Graduate School of Health Sciences, Tokushima University, 3-18-15 Kuramoto, Tokushima 770-8509, Japan.
Faculty of Science, Tanta University, El-Giesh St., Tanta, Gharbia 31527, Egypt.
Comput Math Methods Med. 2020 Sep 3;2020:3096067. doi: 10.1155/2020/3096067. eCollection 2020.
We give a novel approach for obtaining an intensity-modulated radiation therapy (IMRT) optimization solution based on the idea of continuous dynamical methods. The proposed method, which is an iterative algorithm derived from the discretization of a continuous-time dynamical system, can handle not only dose-volume but also mean-dose constraints directly in IMRT treatment planning. A theoretical proof for the convergence to an equilibrium corresponding to the desired IMRT planning is given by using the Lyapunov stability theorem. By introducing the concept of "acceptable," which means the existence of a nonempty set of beam weights satisfying the given dose-volume and mean-dose constraints, and by using the proposed method for an acceptable IMRT planning, one can resolve the issue that the objective and evaluation are different in the conventional planning process. Moreover, in the case where the target planning is totally unacceptable and partly acceptable except for one group of dose constraints, we give a procedure that enables us to obtain a nearly optimal solution close to the desired solution for unacceptable planning. The performance of the proposed approach for an acceptable or unacceptable planning is confirmed through numerical experiments simulating a clinical setup.

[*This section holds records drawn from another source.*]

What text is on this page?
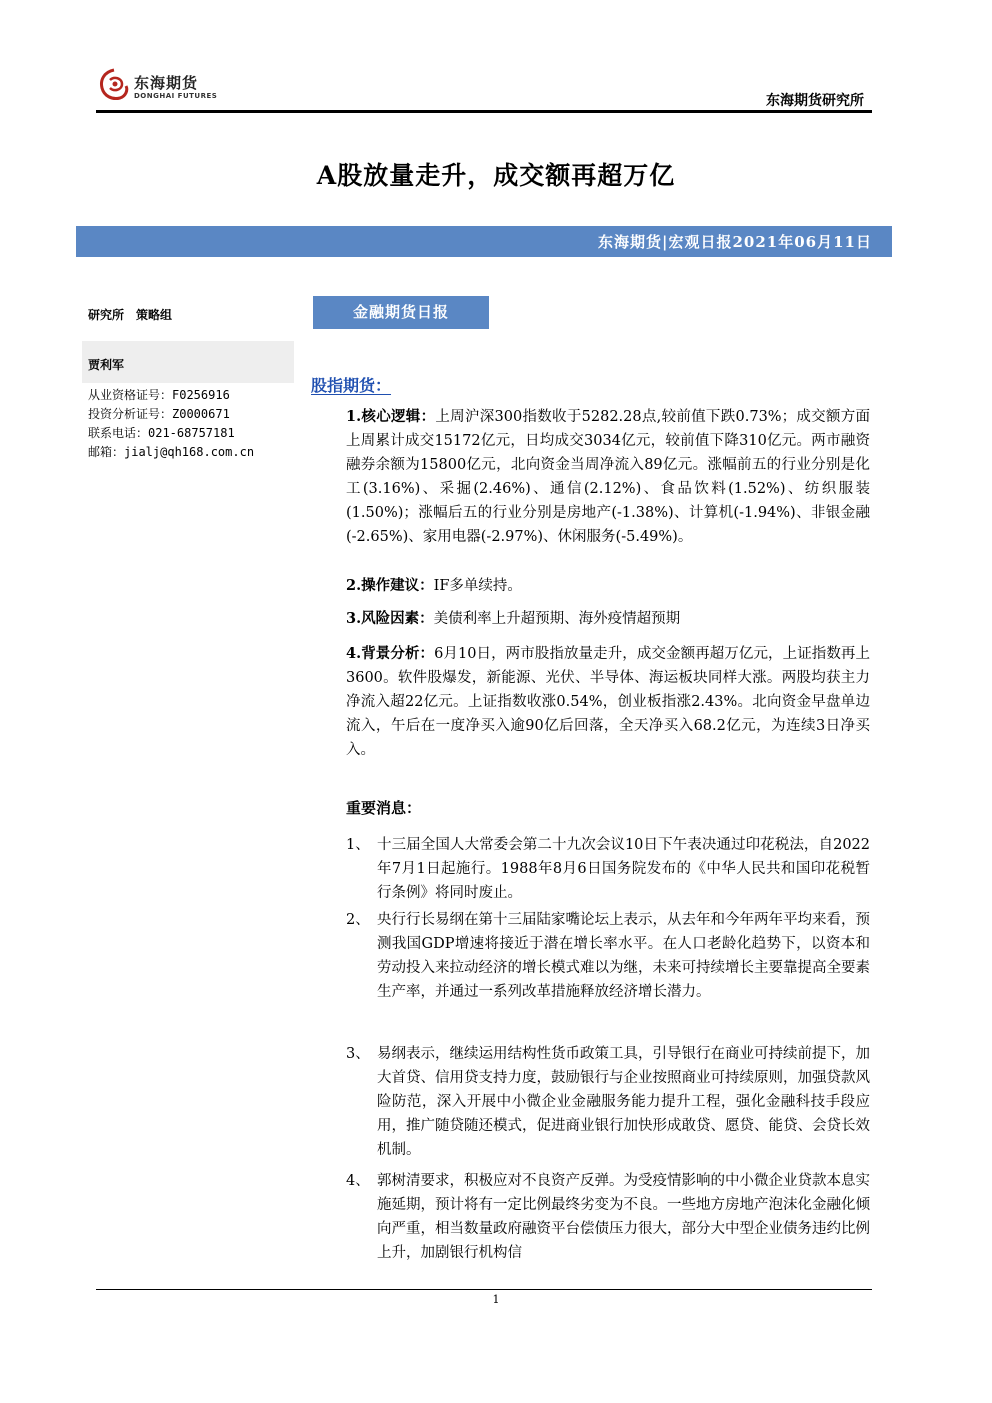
东海期货
DONGHAI FUTURES	东海期货研究所
A股放量走升，成交额再超万亿
东海期货|宏观日报2021年06月11日
研究所　策略组
贾利军
从业资格证号：F0256916
投资分析证号：Z0000671
联系电话：021-68757181
邮箱：jialj@qh168.com.cn
金融期货日报
股指期货：
1.核心逻辑：上周沪深300指数收于5282.28点,较前值下跌0.73%；成交额方面上周累计成交15172亿元，日均成交3034亿元，较前值下降310亿元。两市融资融券余额为15800亿元，北向资金当周净流入89亿元。涨幅前五的行业分别是化工(3.16%)、采掘(2.46%)、通信(2.12%)、食品饮料(1.52%)、纺织服装(1.50%)；涨幅后五的行业分别是房地产(-1.38%)、计算机(-1.94%)、非银金融(-2.65%)、家用电器(-2.97%)、休闲服务(-5.49%)。
2.操作建议：IF多单续持。
3.风险因素：美债利率上升超预期、海外疫情超预期
4.背景分析：6月10日，两市股指放量走升，成交金额再超万亿元，上证指数再上3600。软件股爆发，新能源、光伏、半导体、海运板块同样大涨。两股均获主力净流入超22亿元。上证指数收涨0.54%，创业板指涨2.43%。北向资金早盘单边流入，午后在一度净买入逾90亿后回落，全天净买入68.2亿元，为连续3日净买入。
重要消息：
1、 十三届全国人大常委会第二十九次会议10日下午表决通过印花税法，自2022年7月1日起施行。1988年8月6日国务院发布的《中华人民共和国印花税暂行条例》将同时废止。
2、 央行行长易纲在第十三届陆家嘴论坛上表示，从去年和今年两年平均来看，预测我国GDP增速将接近于潜在增长率水平。在人口老龄化趋势下，以资本和劳动投入来拉动经济的增长模式难以为继，未来可持续增长主要靠提高全要素生产率，并通过一系列改革措施释放经济增长潜力。
3、 易纲表示，继续运用结构性货币政策工具，引导银行在商业可持续前提下，加大首贷、信用贷支持力度，鼓励银行与企业按照商业可持续原则，加强贷款风险防范，深入开展中小微企业金融服务能力提升工程，强化金融科技手段应用，推广随贷随还模式，促进商业银行加快形成敢贷、愿贷、能贷、会贷长效机制。
4、 郭树清要求，积极应对不良资产反弹。为受疫情影响的中小微企业贷款本息实施延期，预计将有一定比例最终劣变为不良。一些地方房地产泡沫化金融化倾向严重，相当数量政府融资平台偿债压力很大，部分大中型企业债务违约比例上升，加剧银行机构信
1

我们提出了一种基于连续动力方法思想的获取强度调制放射治疗(IMRT)优化解的新方法。所提出的方法是从连续时间动力系统的离散化导出的迭代算法,不仅可以直接在 IMRT 治疗计划中处理剂量-体积,还可以处理平均剂量约束。通过使用 Lyapunov 稳定性定理,给出了对应于期望的 IMRT 计划的平衡状态收敛的理论证明。通过引入“可接受”的概念,这意味着存在一组非空的射束权重满足给定的剂量-体积和平均剂量约束,并且通过使用所提出的方法进行可接受的 IMRT 计划,可以解决目标和评估在传统计划过程中不同的问题。此外,在目标计划完全不可接受,除了一组剂量约束外部分可接受的情况下,我们给出了一个程序,使我们能够获得接近不可接受计划的期望解决方案的近最优解决方案。通过模拟临床设置的数值实验验证了可接受或不可接受计划的所提出方法的性能。